In [43]:
import pandas as pd
from datasets import load_dataset
import numpy as np
from transformers import CLIPProcessor, CLIPModel
from sklearn.cluster import KMeans
import cv2
import os

In [34]:

dataset = load_dataset("Francesco/furniture-ngpea", split="train")

In [35]:
dataset = dataset.to_pandas()

In [36]:
dataset.shape

(454, 5)

In [37]:
dataset.columns

Index(['image_id', 'image', 'width', 'height', 'objects'], dtype='str')

In [38]:
dataset.head()

Unnamed: 0,image_id,image,width,height,objects
0,406,{'bytes': b'\xff\xd8\xff\xe0\x00\x10JFIF\x00\x...,640,640,"{'id': [406], 'area': [219402], 'bbox': [[142...."
1,164,{'bytes': b'\xff\xd8\xff\xe0\x00\x10JFIF\x00\x...,640,640,"{'id': [164], 'area': [28743], 'bbox': [[268.0..."
2,329,{'bytes': b'\xff\xd8\xff\xe0\x00\x10JFIF\x00\x...,640,640,"{'id': [329], 'area': [206784], 'bbox': [[42.0..."
3,379,{'bytes': b'\xff\xd8\xff\xe0\x00\x10JFIF\x00\x...,640,640,"{'id': [379], 'area': [230545], 'bbox': [[2.0,..."
4,60,{'bytes': b'\xff\xd8\xff\xe0\x00\x10JFIF\x00\x...,640,640,"{'id': [60], 'area': [207142], 'bbox': [[25.0,..."


Detecting the room type

In [72]:
import torch
import clip
from PIL import Image
import numpy as np
import os

# # Load CLIP model (load only once)
# device = "cuda" if torch.cuda.is_available() else "cpu"
# model, preprocess = clip.load("ViT-B/32", device=device)
# print(f"CLIP loaded on {device}")


In [73]:

# Room label
room_labels = [
    "living room",
    "bedroom",
    "kitchen",
    "bathroom",
    "dining room",
    "home office",
    "hallway",
    "study room",
    "balcony",
    "garage",
    "gaming room"
]

# Precompute text features (embeddings don't change. Run only once)
text_tokens = clip.tokenize(room_labels).to(device)
with torch.no_grad():
    text_features = model.encode_text(text_tokens)
    text_features /= text_features.norm(dim=-1, keepdim=True)


In [97]:
def infer_room_type(image_path, top_k=1):
    try:
        img = Image.open(image_path).convert("RGB") #opens the image using Pillow
    except Exception as e:
        return f"Error: {e}"

    img_input = preprocess(img).unsqueeze(0).to(device)

    with torch.no_grad():
        img_features = model.encode_image(img_input) #encodes the images
        img_features /= img_features.norm(dim=-1, keepdim=True) #normalize

        # Cosine similarity â†’ softmax for probs
        logits = (100.0 * img_features @ text_features.T).softmax(dim=-1)
        probs = logits.cpu().numpy()[0]

    # Top results
    top_idx = np.argsort(probs)[::-1][:top_k]
    
    print("Top match:")
    results = []
    for i, idx in enumerate(top_idx):
        score = probs[idx] * 100
        label = room_labels[idx]
        print(f"{label}")
        results.append((score, label))

    
    return results



Extracting the colour palatte

In [98]:
# Extract dominant color palette from the image
def extract_color_palette(image_path, n_colors=6, resize_to=(400, 400)):
   
    if not os.path.exists(image_path):
        raise FileNotFoundError(f"Image not found: {image_path}")

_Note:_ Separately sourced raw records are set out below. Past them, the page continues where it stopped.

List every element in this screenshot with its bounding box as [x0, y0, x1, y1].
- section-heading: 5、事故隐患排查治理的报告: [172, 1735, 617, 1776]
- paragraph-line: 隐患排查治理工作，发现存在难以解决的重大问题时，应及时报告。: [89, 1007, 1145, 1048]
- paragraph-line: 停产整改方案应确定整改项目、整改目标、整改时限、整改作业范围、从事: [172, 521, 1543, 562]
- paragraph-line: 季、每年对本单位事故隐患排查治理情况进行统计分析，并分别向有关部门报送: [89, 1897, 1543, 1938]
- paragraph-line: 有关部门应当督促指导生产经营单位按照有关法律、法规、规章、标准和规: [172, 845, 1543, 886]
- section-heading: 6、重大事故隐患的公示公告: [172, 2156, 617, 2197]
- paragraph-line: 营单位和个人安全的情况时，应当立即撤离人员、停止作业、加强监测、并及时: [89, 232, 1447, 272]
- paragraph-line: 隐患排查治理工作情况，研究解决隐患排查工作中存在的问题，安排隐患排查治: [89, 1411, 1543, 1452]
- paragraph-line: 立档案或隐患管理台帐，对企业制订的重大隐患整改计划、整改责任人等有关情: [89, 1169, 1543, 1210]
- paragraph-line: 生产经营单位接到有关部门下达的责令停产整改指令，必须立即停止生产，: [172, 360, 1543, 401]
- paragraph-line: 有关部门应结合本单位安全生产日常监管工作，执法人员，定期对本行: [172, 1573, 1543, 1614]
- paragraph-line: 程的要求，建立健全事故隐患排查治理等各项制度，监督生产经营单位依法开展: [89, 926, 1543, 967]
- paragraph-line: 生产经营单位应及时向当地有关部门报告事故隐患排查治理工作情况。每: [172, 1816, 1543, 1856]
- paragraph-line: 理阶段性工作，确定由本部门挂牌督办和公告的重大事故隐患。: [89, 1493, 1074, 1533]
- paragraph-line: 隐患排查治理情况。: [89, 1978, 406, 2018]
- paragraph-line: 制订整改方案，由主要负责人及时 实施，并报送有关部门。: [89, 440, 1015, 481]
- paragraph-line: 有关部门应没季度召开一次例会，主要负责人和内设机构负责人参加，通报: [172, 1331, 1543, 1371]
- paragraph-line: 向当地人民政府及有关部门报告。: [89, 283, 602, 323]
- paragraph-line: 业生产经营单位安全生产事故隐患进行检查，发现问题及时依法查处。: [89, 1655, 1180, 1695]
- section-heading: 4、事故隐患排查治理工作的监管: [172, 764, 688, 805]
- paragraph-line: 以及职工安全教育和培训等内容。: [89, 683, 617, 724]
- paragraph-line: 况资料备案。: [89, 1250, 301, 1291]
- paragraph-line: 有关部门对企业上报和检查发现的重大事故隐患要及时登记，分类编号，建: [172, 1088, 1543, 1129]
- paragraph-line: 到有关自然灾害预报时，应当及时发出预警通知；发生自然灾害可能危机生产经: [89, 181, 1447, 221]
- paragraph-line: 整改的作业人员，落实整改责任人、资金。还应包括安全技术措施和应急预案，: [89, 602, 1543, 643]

    # Load image with OpenCV (BGR format)
    img = cv2.imread(image_path)
    if img is None:
        raise ValueError("Failed to load image")

    # Resize for faster clustering 
    img = cv2.resize(img, resize_to)

    # Convert BGR to RGB
    img_rgb = cv2.cvtColor(img, cv2.COLOR_BGR2RGB)

    # Reshape to (pixels, 3) for K-means
    pixels = img_rgb.reshape(-1, 3).astype(np.float32)

    # Run K-means clustering
    kmeans = KMeans(n_clusters=n_colors, n_init=10, random_state=42)
    kmeans.fit(pixels)

    # Get cluster (colors)
    colors = kmeans.cluster_centers_.astype(int)  

    # Get cluster sizes (how many pixels in each cluster)
    labels, counts = np.unique(kmeans.labels_, return_counts=True)

    # Sort colors cluster size (most dominant first)
    sorted_indices = np.argsort(-counts)  # negative for descending
    sorted_colors = colors[sorted_indices]

    palette = [tuple(color) for color in sorted_colors]

    return palette


In [99]:
#saving the colour palatte
def show_palette(palette, block_size=60, save_path=None):
     
    n = len(palette)
    height = block_size
    width = block_size * n 
    
    palette_img = np.zeros((height, width, 3), dtype=np.uint8)
    
    for i, color in enumerate(palette):
        r, g, b = color
        palette_img[:, i*block_size:(i+1)*block_size] = [r, g, b]
    
    pil_img = Image.fromarray(palette_img)
    
    if save_path:
        pil_img.save(save_path)
        print(f"Palette saved to: {save_path}")
    else:
        pil_img.show()  # Opens in default image viewer



Main method

In [100]:
if __name__ == "__main__":
    image = os.path.join("images", "img2.jpeg")   
    
    if not os.path.exists(image):
        print("Image not found!")
    else:
        try:
            infer_room_type(image, top_k=1)
            palette = extract_color_palette(image, n_colors=6)
            
            show_palette(palette, block_size=80, save_path="palette_output.jpg")
            
        except Exception as e:
            print(f"Error: {e}")


Top match:
bedroom
Palette saved to: palette_output.jpg